ANSWER_PATTERN_MULTICHOICE = r"(?i)Answer[ \t]*:[ \t]*\$?([A-D])\$?"
ANSWER_PATTERN = r"(?i)Answer\s*:\s*([^\n]+)"
MULTILINGUAL_ANSWER_PATTERN_TEMPLATE = (
    "(?i){}[ \t]*([A-D]|[أ-د]|[অ]|[ব]|[ড]|[ঢ]|[Ａ]|[Ｂ]|[Ｃ]|[Ｄ])"
)
# All the different ways "Answer" is written in different languages
MULTILINGUAL_ANSWER_REGEXES = [
    "Answer\s*:",
    "Answer\s*:​​​​​​",  # Korean invisible character
    "উত্তর\s*:",
    "उत्तर\s*:",
    "উত্তরঃ",
    "উত্তর\s*:",
    "Antwort\s*:",
    "답변\s*:",
    "정답\s*:",
    "답\s*:",
    "答案\s*：",
    "答案\s*:",
    "答\s*：",
    "答\s*:",
    "答复\s*：",
    "答曰\s*：",
    "الإجابة:",
    "الجواب:",
    "إجابة:",
    "الإجابة النهائية:",
    "الإجابة الصحيحة:",
    "الإجابة الصحيحة هي:",
    "الإجابة هي:",
    "الجواب النهائي:",
    "Respuesta\s*:",
    "Risposta\s*:",
    "答え\s*:",
    "答え\s*：",
    "回答\s*:",
    "回答\s*：",
    "解答\s*:",
    "Jawaban\s*:",
    "Réponse\s*:",
    "Resposta\s*:",
    "Jibu\s*:",
    "Idahun\s*:",
    "Ìdáhùn\s*:",
    "Idáhùn\s*:",
    "Àmọ̀nà\s*:",
    "Àdáhùn\s*:",
    "Ànúgọ\s*:",
    "Àṣàyàn\s*:",
]


EQUALITY_TEMPLATE = r"""
Look at the following two expressions (answers to a math problem) and judge whether they are equivalent. Only perform trivial simplifications

Examples:

    Expression 1: $2x+3$
    Expression 2: $3+2x$

Yes

    Expression 1: 3/2
    Expression 2: 1.5

Yes

    Expression 1: $x^2+2x+1$
    Expression 2: $y^2+2y+1$

No

    Expression 1: $x^2+2x+1$
    Expression 2: $(x+1)^2$

Yes

    Expression 1: 3245/5
    Expression 2: 649

No
(these are actually equal, don't mark them equivalent if you need to do nontrivial simplifications)

    Expression 1: 2/(-3)
    Expression 2: -2/3

Yes
(trivial simplifications are allowed)

    Expression 1: 72 degrees
    Expression 2: 72

Yes
(give benefit of the doubt to units)

    Expression 1: 64
    Expression 2: 64 square feet

Yes
(give benefit of the doubt to units)

---

YOUR TASK


Respond with only "Yes" or "No" (without quotes). Do not include a rationale.
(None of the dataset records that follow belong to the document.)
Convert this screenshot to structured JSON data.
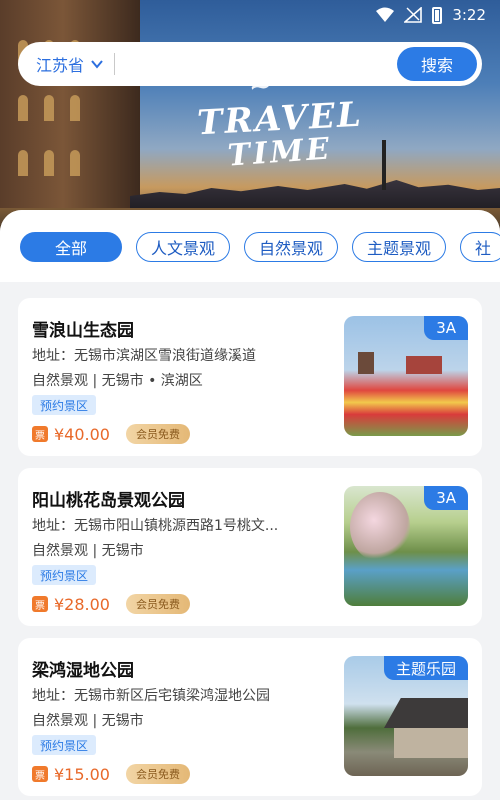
{
  "status_bar": {
    "time": "3:22"
  },
  "hero": {
    "line1": "~ ~",
    "line2": "TRAVEL",
    "line3": "TIME"
  },
  "search": {
    "region": "江苏省",
    "placeholder": "",
    "button": "搜索"
  },
  "tabs": [
    {
      "label": "全部",
      "active": true
    },
    {
      "label": "人文景观",
      "active": false
    },
    {
      "label": "自然景观",
      "active": false
    },
    {
      "label": "主题景观",
      "active": false
    },
    {
      "label": "社",
      "active": false
    }
  ],
  "spots": [
    {
      "name": "雪浪山生态园",
      "address": "地址：无锡市滨湖区雪浪街道缘溪道",
      "meta": "自然景观 | 无锡市 • 滨湖区",
      "tag": "预约景区",
      "price": "¥40.00",
      "vip": "会员免费",
      "badge": "3A"
    },
    {
      "name": "阳山桃花岛景观公园",
      "address": "地址：无锡市阳山镇桃源西路1号桃文...",
      "meta": "自然景观 | 无锡市",
      "tag": "预约景区",
      "price": "¥28.00",
      "vip": "会员免费",
      "badge": "3A"
    },
    {
      "name": "梁鸿湿地公园",
      "address": "地址：无锡市新区后宅镇梁鸿湿地公园",
      "meta": "自然景观 | 无锡市",
      "tag": "预约景区",
      "price": "¥15.00",
      "vip": "会员免费",
      "badge": "主题乐园"
    }
  ],
  "colors": {
    "accent": "#2c7be5",
    "price": "#e8692a"
  }
}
    Expression 1: %(expression1)s
    Expression 2: %(expression2)s
""".strip()


HTML_JINJA = """
<h3>Prompt conversation</h3>
{% for message in prompt_messages %}
{{ message_to_html(message) | safe }}
{% endfor %}
<h3>Sampled message</h3>
{{ message_to_html(next_message) | safe }}
<h3>Results</h3>
<p>Correct Answer: {{ correct_answer }}</p>
<p>Extracted Answer: {{ extracted_answer }}</p>
<p>Score: {{ score }}</p>
"""


def format_multichoice_question(row):
    return QUERY_TEMPLATE_MULTICHOICE.format(**row)



In [14]:
df = pandas.read_csv(
    f"https://openaipublic.blob.core.windows.net/simple-evals/gpqa_diamond.csv"
)
examples = [row.to_dict() for _, row in df.iterrows()] * 5
rng = random.Random(0)
examples = examples 
len(examples)

990

In [15]:

n_repeats = 2
df = pandas.read_csv(
    f"https://openaipublic.blob.core.windows.net/simple-evals/gpqa_diamond.csv"
)
examples = [row.to_dict() for _, row in df.iterrows()]
rng = random.Random(0)
examples = examples * n_repeats
examples = [example | {"permutation": rng.sample(range(4), 4)} for example in examples]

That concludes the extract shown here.